We did not explicitly investigate the impact of flow rate uncertainties on flow and WSS patterns in this cohort of cases, and thus cannot draw authoritative conclusions about the practical impact of measurement location and/or scaling law beyond the inferences we have drawn, in our Discussion above, from related studies on independent cohorts. More generally, our specific findings apply strictly to the ICA, and should be extrapolated with caution to other vessels. Having said this, the general principles regarding the impact of measurement location and power law—attention to possible systematic inconsistences in vessel diameter (e.g., taper) and plausibility of the estimated flow rates—should be considered in any CFD simulation that relies on estimation of the boundary flow conditions.

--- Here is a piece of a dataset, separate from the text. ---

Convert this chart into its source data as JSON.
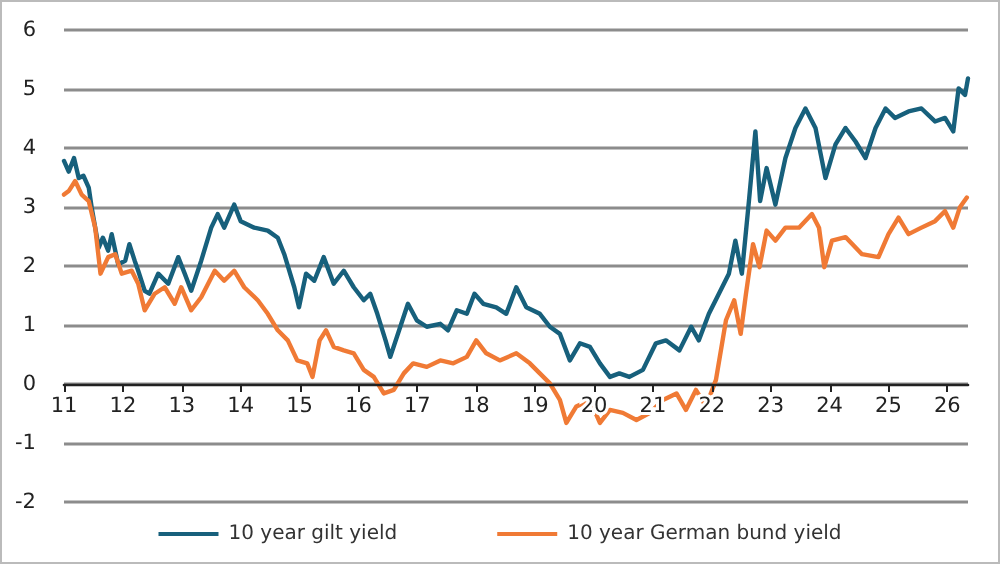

Finally, we appreciate that actual flow rates cannot be codified into something as simplistic as a power law model. Yet it is questionable whether flow rates will ever be routinely acquired for large scale, multicenter studies. Even if they were, there is a good chance they will be based on convenient Doppler ultrasound, the accuracy of which for estimating flow has recently been questioned when there is even modest velocity profile skewing, as would be the case for larger, conduit arteries.26

Conclusions and Recommendations

In summary, it would appear that, for the internal carotid artery at least, an opportunistic approach to estimating inlet flow rates via a scaling law is reasonable provided care is taken to truncate models below C5. Nevertheless, it must be recognized that the uncertainty of this approach contributes to the broader uncertainty of image-based CFD models, especially when reporting absolute as opposed to normalized hemodynamic parameters. We also recommend the use of a square law rather than the popular cube law (or indeed fixed flow or fixed Re) to avoid potentially overestimating (or underestimating) flow and WSS dynamics for extreme cases. With this in mind, we believe it would be of great benefit for image-based CFD studies to be more transparent about the methods used to estimate flow rates, and the values that arise from them. Such information could be readily provided as supplementary material so as not to impact often-restrictive word counts, and could provide important context as to the validity of ‘patient-specific’ simulations, as well as to guide the field towards some sort of consensus.